Protocol irregularities surfaced to the caller. None of these change the machine’s state beyond the current transition; whether any of them should end the connection is the caller’s policy decision.

pub type Violation {
  MalformedFrame(error: json.DecodeError)
  IgnoredMessageType(message_type_id: Int)
  UnsupportedCallAction(id: String, action: String)
  InvalidCallPayload(
    id: String,
    action: String,
    errors: List(decode.DecodeError),
  )
  UnsupportedSendAction(action: String)
  InvalidSendPayload(
    action: String,
    errors: List(decode.DecodeError),
  )
  UnexpectedCallResult(id: String)
  UnexpectedCallError(id: String)
  UnmatchedCallResultError(
    id: String,
    code: String,
    description: String,
  )
  UnknownReplyId(id: String)
}

Constructors

  • MalformedFrame(error: json.DecodeError)

    The frame was not parseable OCPP-J JSON.

  • IgnoredMessageType(message_type_id: Int)
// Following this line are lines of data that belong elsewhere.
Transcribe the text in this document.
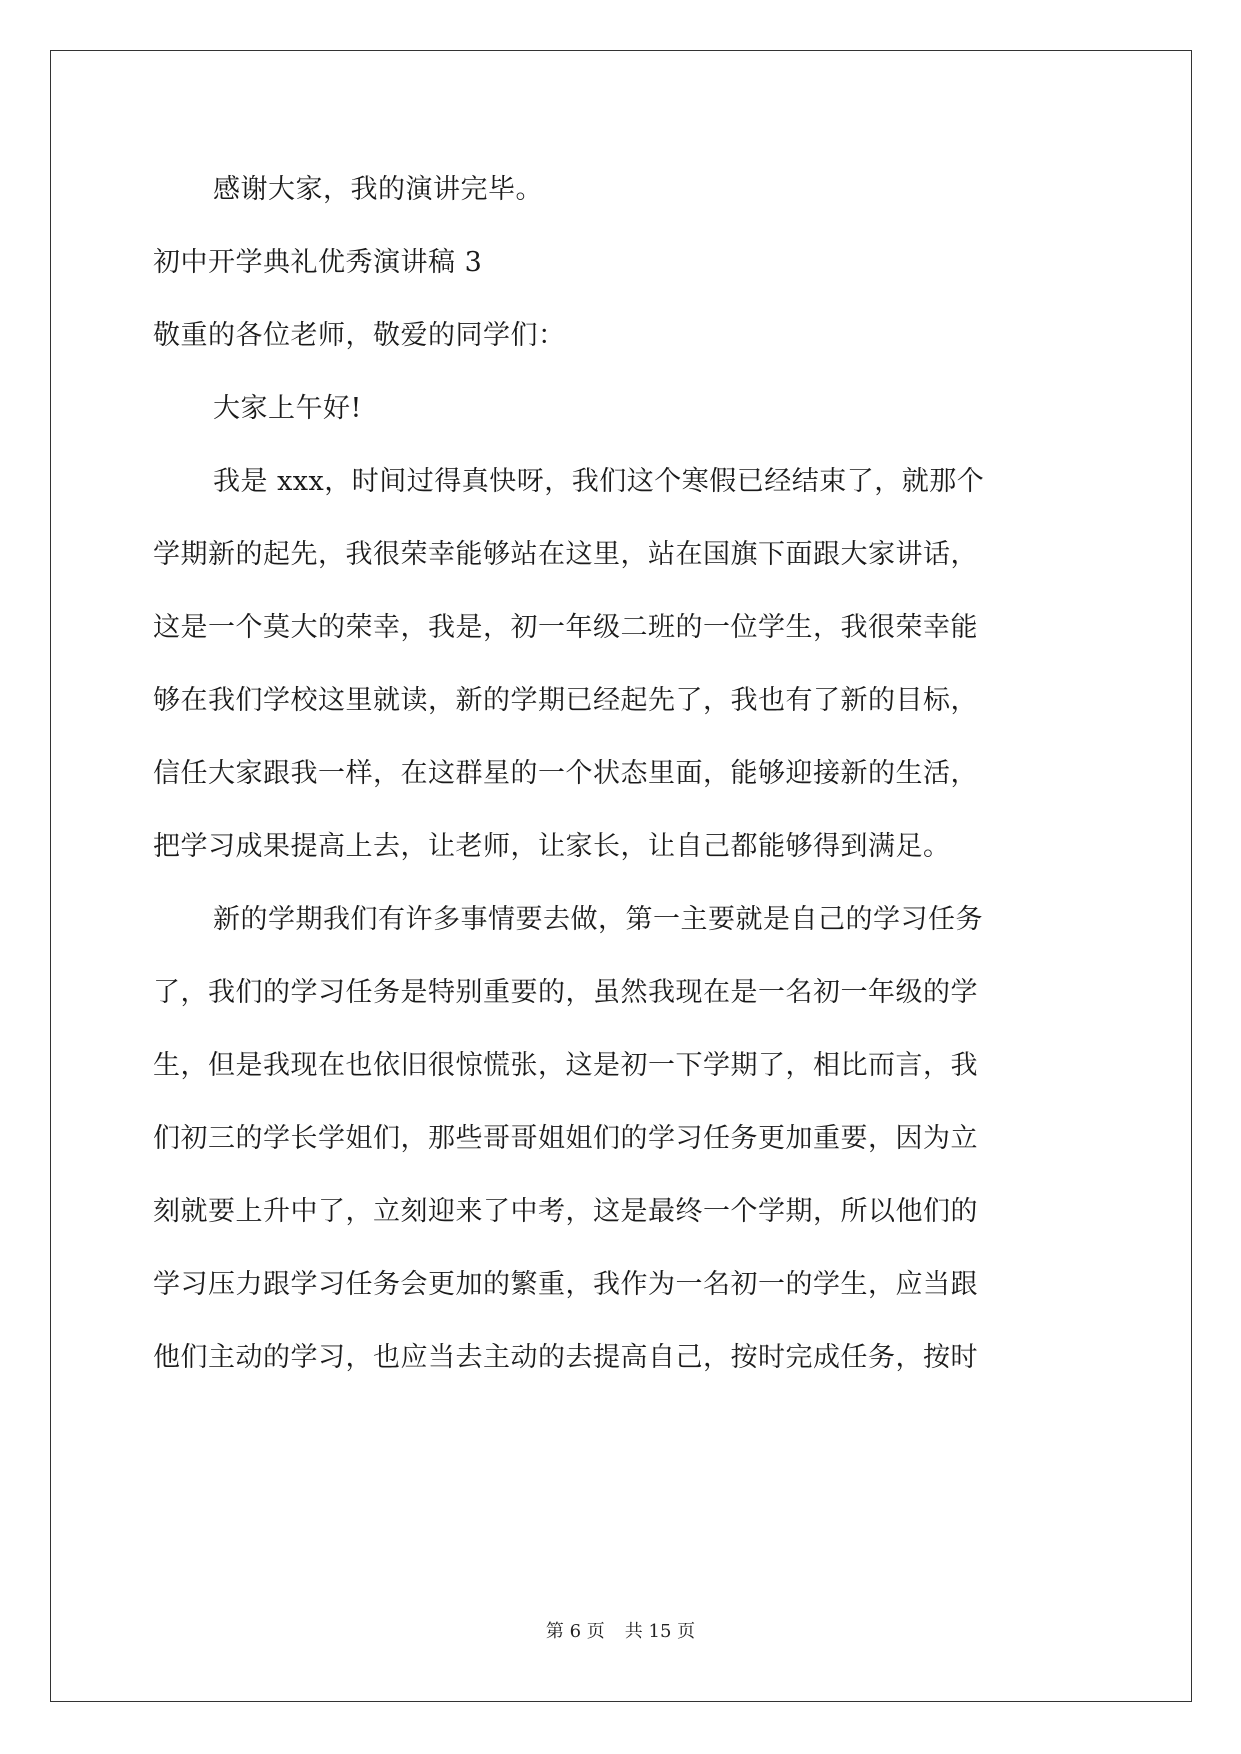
感谢大家，我的演讲完毕。
初中开学典礼优秀演讲稿 3
敬重的各位老师，敬爱的同学们：
大家上午好!
我是 xxx，时间过得真快呀，我们这个寒假已经结束了，就那个
学期新的起先，我很荣幸能够站在这里，站在国旗下面跟大家讲话，
这是一个莫大的荣幸，我是，初一年级二班的一位学生，我很荣幸能
够在我们学校这里就读，新的学期已经起先了，我也有了新的目标，
信任大家跟我一样，在这群星的一个状态里面，能够迎接新的生活，
把学习成果提高上去，让老师，让家长，让自己都能够得到满足。
新的学期我们有许多事情要去做，第一主要就是自己的学习任务
了，我们的学习任务是特别重要的，虽然我现在是一名初一年级的学
生，但是我现在也依旧很惊慌张，这是初一下学期了，相比而言，我
们初三的学长学姐们，那些哥哥姐姐们的学习任务更加重要，因为立
刻就要上升中了，立刻迎来了中考，这是最终一个学期，所以他们的
学习压力跟学习任务会更加的繁重，我作为一名初一的学生，应当跟
他们主动的学习，也应当去主动的去提高自己，按时完成任务，按时
第 6 页 共 15 页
    A frame with an unrecognized message type id arrived. Part 4 §4.1.3: the receiver SHALL ignore it — low severity, connection continues.
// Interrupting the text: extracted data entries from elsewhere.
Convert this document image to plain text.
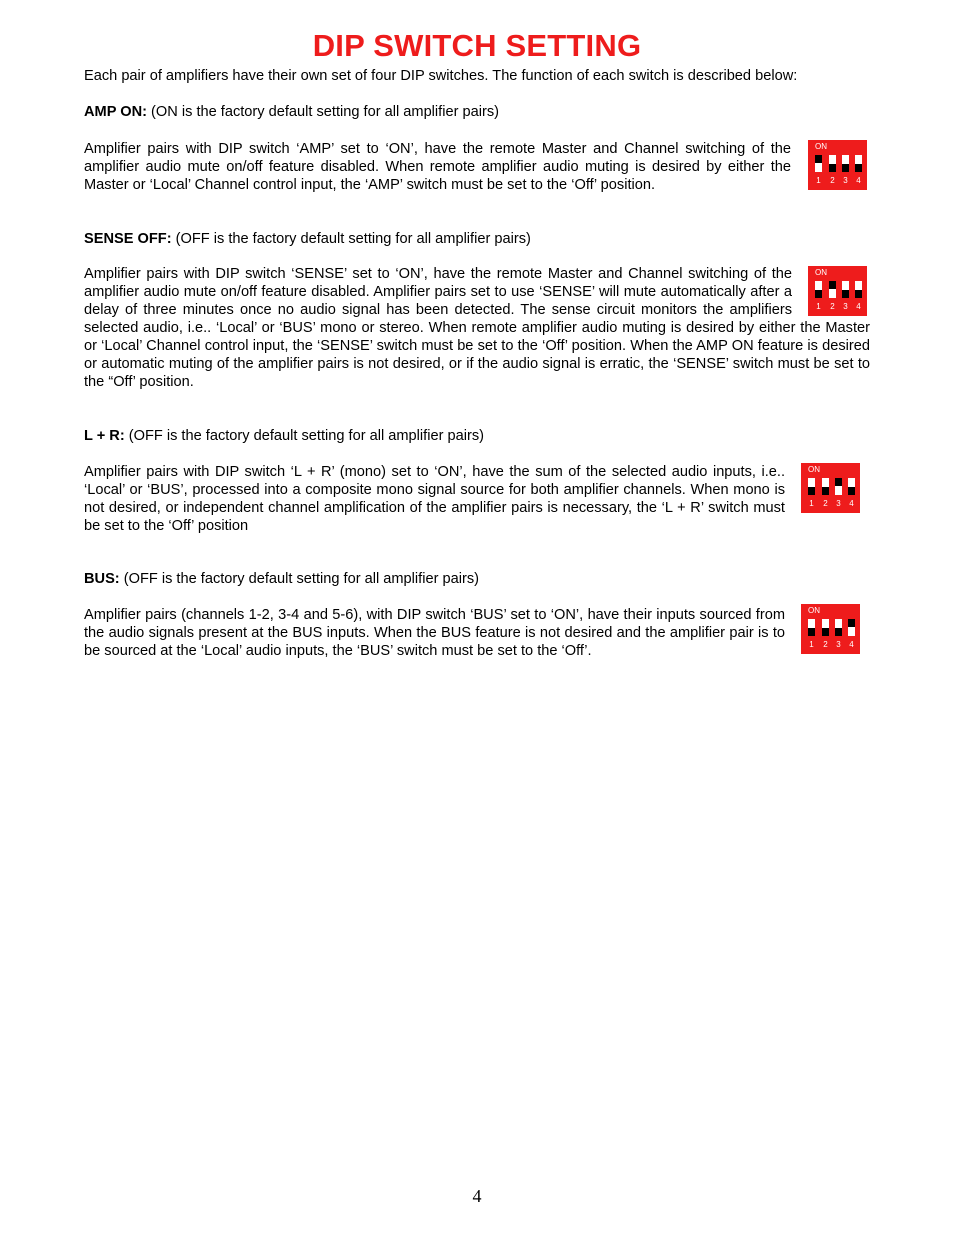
DIP SWITCH SETTING

Each pair of amplifiers have their own set of four DIP switches. The function of each switch is described below:

AMP ON: (ON is the factory default setting for all amplifier pairs)

Amplifier pairs with DIP switch ‘AMP’ set to ‘ON’, have the remote Master and Channel switching of the amplifier audio mute on/off feature disabled. When remote amplifier audio muting is desired by either the Master or ‘Local’ Channel control input, the ‘AMP’ switch must be set to the ‘Off’ position.

ON
1 2 3 4

SENSE OFF: (OFF is the factory default setting for all amplifier pairs)

ON
1 2 3 4

Amplifier pairs with DIP switch ‘SENSE’ set to ‘ON’, have the remote Master and Channel switching of the amplifier audio mute on/off feature disabled. Amplifier pairs set to use ‘SENSE’ will mute automatically after a delay of three minutes once no audio signal has been detected. The sense circuit monitors the amplifiers selected audio, i.e.. ‘Local’ or ‘BUS’ mono or stereo. When remote amplifier audio muting is desired by either the Master or ‘Local’ Channel control input, the ‘SENSE’ switch must be set to the ‘Off’ position. When the AMP ON feature is desired or automatic muting of the amplifier pairs is not desired, or if the audio signal is erratic, the ‘SENSE’ switch must be set to the “Off’ position.

L + R: (OFF is the factory default setting for all amplifier pairs)

Amplifier pairs with DIP switch ‘L + R’ (mono) set to ‘ON’, have the sum of the selected audio inputs, i.e.. ‘Local’ or ‘BUS’, processed into a composite mono signal source for both amplifier channels. When mono is not desired, or independent channel amplification of the amplifier pairs is necessary, the ‘L + R’ switch must be set to the ‘Off’ position

ON
1 2 3 4

BUS: (OFF is the factory default setting for all amplifier pairs)

Amplifier pairs (channels 1-2, 3-4 and 5-6), with DIP switch ‘BUS’ set to ‘ON’, have their inputs sourced from the audio signals present at the BUS inputs. When the BUS feature is not desired and the amplifier pair is to be sourced at the ‘Local’ audio inputs, the ‘BUS’ switch must be set to the ‘Off’.

ON
1 2 3 4
4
  • UnsupportedCallAction(id: String, action: String)

    An inbound CALL named an action we do not support. A CALLERROR NotImplemented was already emitted alongside this violation.

  • InvalidCallPayload(
      id: String,
      action: String,
      errors: List(decode.DecodeError),
    )

    An inbound CALL payload failed to decode. A CALLERROR FormatViolation was already emitted alongside this violation.

  • UnsupportedSendAction(action: String)

    An inbound SEND named an action we do not support. SENDs are unconfirmed, so no reply was (or may be) sent.

  • InvalidSendPayload(
      action: String,
      errors: List(decode.DecodeError),
    )

    An inbound SEND payload failed to decode. No reply was sent.

  • UnexpectedCallResult(id: String)

    A CALLRESULT arrived whose id is not our in-flight call — either never ours, already answered, or already timed out (a too-late response).

  • UnexpectedCallError(id: String)

    A CALLERROR arrived whose id is not our in-flight call.

  • UnmatchedCallResultError(
      id: String,
      code: String,
      description: String,
    )

    A CALLRESULTERROR arrived whose id matches no recently sent CALLRESULT of ours.

  • UnknownReplyId(id: String)

    The application replied to an inbound call id that is not awaiting an answer (unknown, already answered, or arrived after the socket closed). Nothing was sent.

Values

pub fn init(
  config: Config(req, res),
  now now: Int,
) -> #(Endpoint(req, res), effect.Effect(Output(req, res)))

Create an idle endpoint for a fresh connection at time now. Emits no effects — the endpoint itself has nothing to say until a role machine (or the application) makes the first move — and schedules nothing, so now is currently unused. It is accepted anyway so that every machine in this layer shares the init(config, now) shape (the station genuinely needs the clock at init) and adapters can treat them uniformly.

pub fn next_deadline(
  endpoint: Endpoint(req, res),
) -> option.Option(Int)

The earliest instant at which this machine needs a Tick to make progress: the in-flight call’s timeout, if any. Aim a single timer at it; re-read after every update.

pub fn update(
  endpoint: Endpoint(req, res),
  msg: Msg(req, res),
  now: Int,
) -> #(Endpoint(req, res), effect.Effect(Output(req, res)))

Advance the machine with one input at time now (absolute milliseconds, monotonic — see the module doc). Expired deadlines are processed before the message itself.